Остаток учебного года прошел как в тумане. Я ходил на занятия, встречался с Карли, закончил школу, но это как будто происходило не со мной: я все видел, но ничего не чувствовал. Как будто в тот день на кухне у Люси у меня внутри что-то выключили и я на шаг отдалился от собственной жизни.

Встретив меня в коридоре, Шон Таллон отпустил какую-то остроту насчет Сэмми, и я, не задумываясь, двинул ему точно в нос, так что кровь хлынула невероятным фонтаном. Вряд ли Шону было особенно больно, скорее он был совершенно поражен, но, быстро оправившись от удивления, он отдубасил меня своим старым гипсом на сломанной руке на глазах у гогочущего Мыша. Потом я с каким-то отстраненным интересом исследовал свои синяки в зеркале, но никакой боли не помню.

Сломанная Шонова рука и исчезновение Уэйна — все это совершенно вывело баскетбольную команду из строя. Они вылетели в первом же раунде, и впервые за двадцать лет буш-фолские «Кугуары» не вышли в финал штата.

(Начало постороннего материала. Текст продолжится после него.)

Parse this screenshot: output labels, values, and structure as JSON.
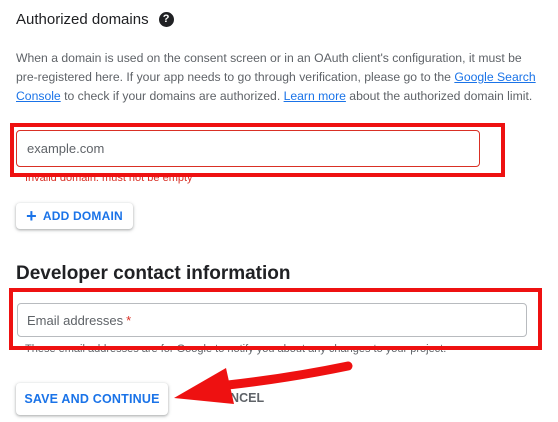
{
  "authorized_domains": {
    "title": "Authorized domains",
    "help_icon": "help-circle-icon",
    "description_part1": "When a domain is used on the consent screen or in an OAuth client's configuration, it must be pre-registered here. If your app needs to go through verification, please go to the ",
    "link_search_console": "Google Search Console",
    "description_part2": " to check if your domains are authorized. ",
    "link_learn_more": "Learn more",
    "description_part3": " about the authorized domain limit.",
    "input_placeholder": "example.com",
    "input_value": "",
    "error_text": "Invalid domain: must not be empty",
    "add_domain_icon": "plus-icon",
    "add_domain_label": "ADD DOMAIN"
  },
  "developer_contact": {
    "title": "Developer contact information",
    "email_label": "Email addresses",
    "required_mark": "*",
    "hint": "These email addresses are for Google to notify you about any changes to your project."
  },
  "footer": {
    "save_label": "SAVE AND CONTINUE",
    "cancel_label": "CANCEL"
  },
  "colors": {
    "accent": "#1a73e8",
    "error": "#d93025",
    "highlight_annotation": "#ee1111"
  }
}
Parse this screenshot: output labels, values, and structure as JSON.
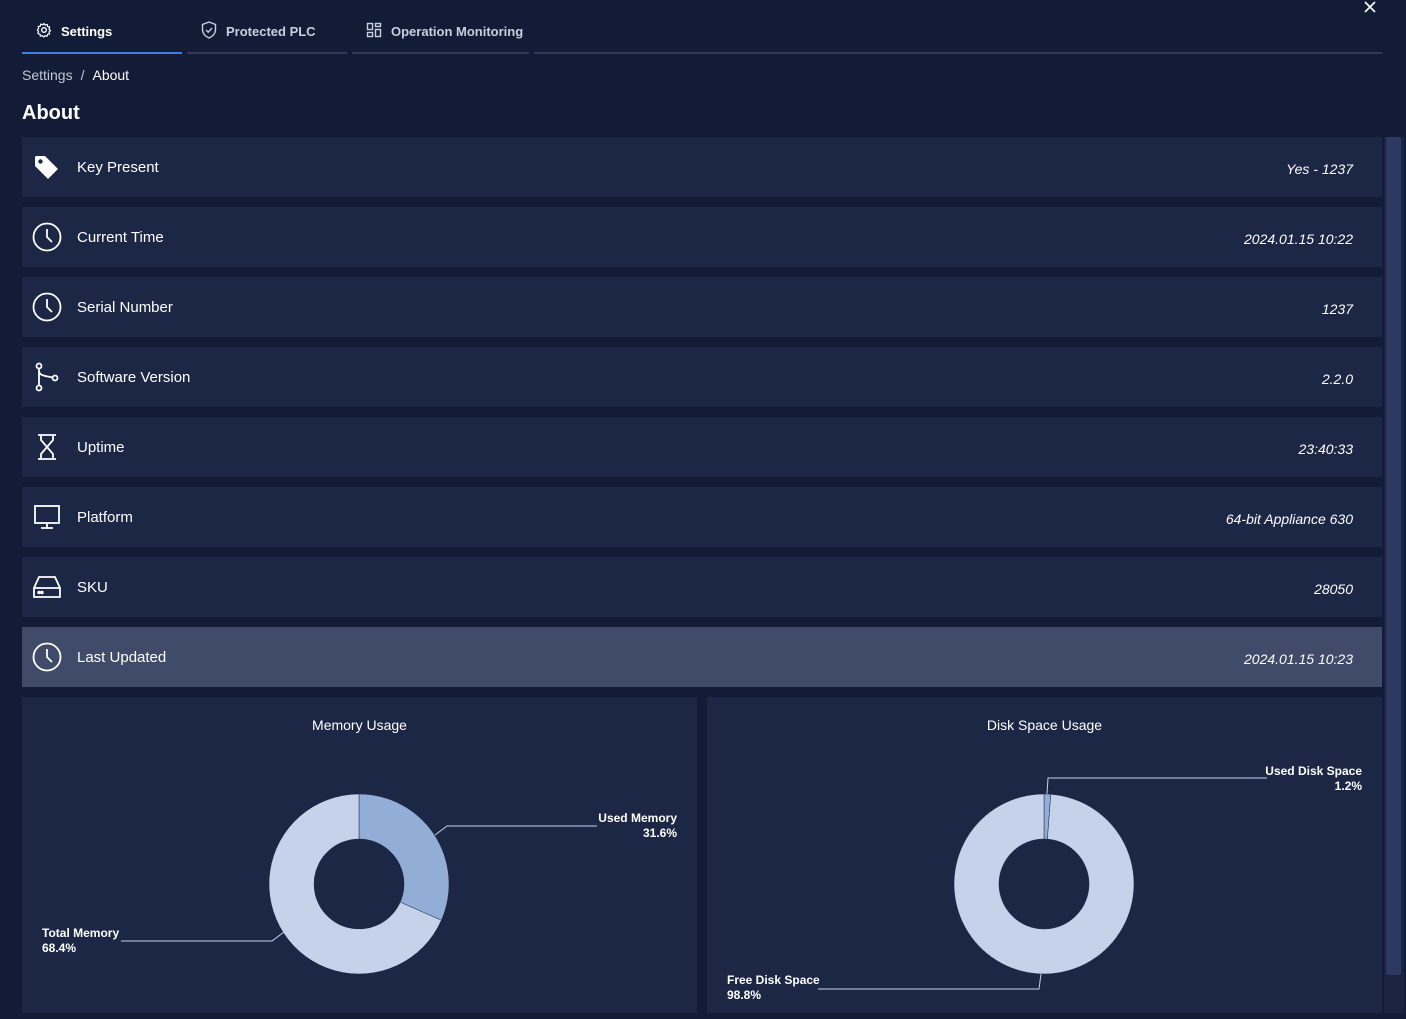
{
  "tabs": [
    {
      "label": "Settings",
      "icon": "gear-icon",
      "active": true
    },
    {
      "label": "Protected PLC",
      "icon": "shield-check-icon",
      "active": false
    },
    {
      "label": "Operation Monitoring",
      "icon": "dashboard-grid-icon",
      "active": false
    }
  ],
  "breadcrumb": {
    "parent": "Settings",
    "separator": "/",
    "current": "About"
  },
  "page_title": "About",
  "info_rows": [
    {
      "label": "Key Present",
      "value": "Yes - 1237",
      "icon": "tag-icon"
    },
    {
      "label": "Current Time",
      "value": "2024.01.15 10:22",
      "icon": "clock-icon"
    },
    {
      "label": "Serial Number",
      "value": "1237",
      "icon": "clock-icon"
    },
    {
      "label": "Software Version",
      "value": "2.2.0",
      "icon": "git-branch-icon"
    },
    {
      "label": "Uptime",
      "value": "23:40:33",
      "icon": "hourglass-icon"
    },
    {
      "label": "Platform",
      "value": "64-bit Appliance 630",
      "icon": "monitor-icon"
    },
    {
      "label": "SKU",
      "value": "28050",
      "icon": "hard-drive-icon"
    },
    {
      "label": "Last Updated",
      "value": "2024.01.15 10:23",
      "icon": "clock-icon"
    }
  ],
  "colors": {
    "background": "#131c36",
    "row_background": "#1c2746",
    "row_highlight": "#3f4b68",
    "accent": "#3c7de6",
    "donut_light": "#c6d2ea",
    "donut_mid": "#93aed6"
  },
  "chart_data": [
    {
      "type": "pie",
      "title": "Memory Usage",
      "slices": [
        {
          "name": "Used Memory",
          "value": 31.6,
          "label": "31.6%"
        },
        {
          "name": "Total Memory",
          "value": 68.4,
          "label": "68.4%"
        }
      ],
      "donut": true
    },
    {
      "type": "pie",
      "title": "Disk Space Usage",
      "slices": [
        {
          "name": "Used Disk Space",
          "value": 1.2,
          "label": "1.2%"
        },
        {
          "name": "Free Disk Space",
          "value": 98.8,
          "label": "98.8%"
        }
      ],
      "donut": true
    }
  ]
}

Примерно через неделю после гибели Сэмми в окно кабинета Дугана влетел булыжник, разбив витрину с наградными кубками. Проводились расследования, но так и осталось невыясненным, кто это сделал. Спустя годы я начал думать, что это был я сам, иногда даже вспоминается тяжесть камня в руке перед броском, но это воспоминание такое смутное и неправдоподобное, что у меня нет никакой уверенности. Может, я просто услышал об этом и пожалел, что не сделал этого сам.

Глава 25

Человеку, как говорится, свойственно ошибаться. А богу — прощать. Ошибиться же, оттягивая прощение до тех пор, пока не станет слишком поздно, — значит безбожно облажаться. Только похоронив отца, я понял, что всегда намеревался его простить. Но не успел я и глазом моргнуть, как промчалось семнадцать лет, и мое невысказанное прощение обернулось воспалением, и я начал гноиться изнутри.

Два дня я провожу в постели, меня трясет лихорадка, желудок сводит, ноги ватные. Мне самому до конца неясно, что я испытываю: подлинную горечь утраты или чувство глубокого, парализующего раскаяния в том, что эта горечь мне недоступна. В любом случае пробирает меня не на шутку. Я лежу без движения, сон и явь незаметно сменяют друг друга до тех пор, пока граница между ними не стирается окончательно. Несколько раз мне снится, что я плачу, и я просыпаюсь с опухшими глазами, на подушке, мокрой от слез.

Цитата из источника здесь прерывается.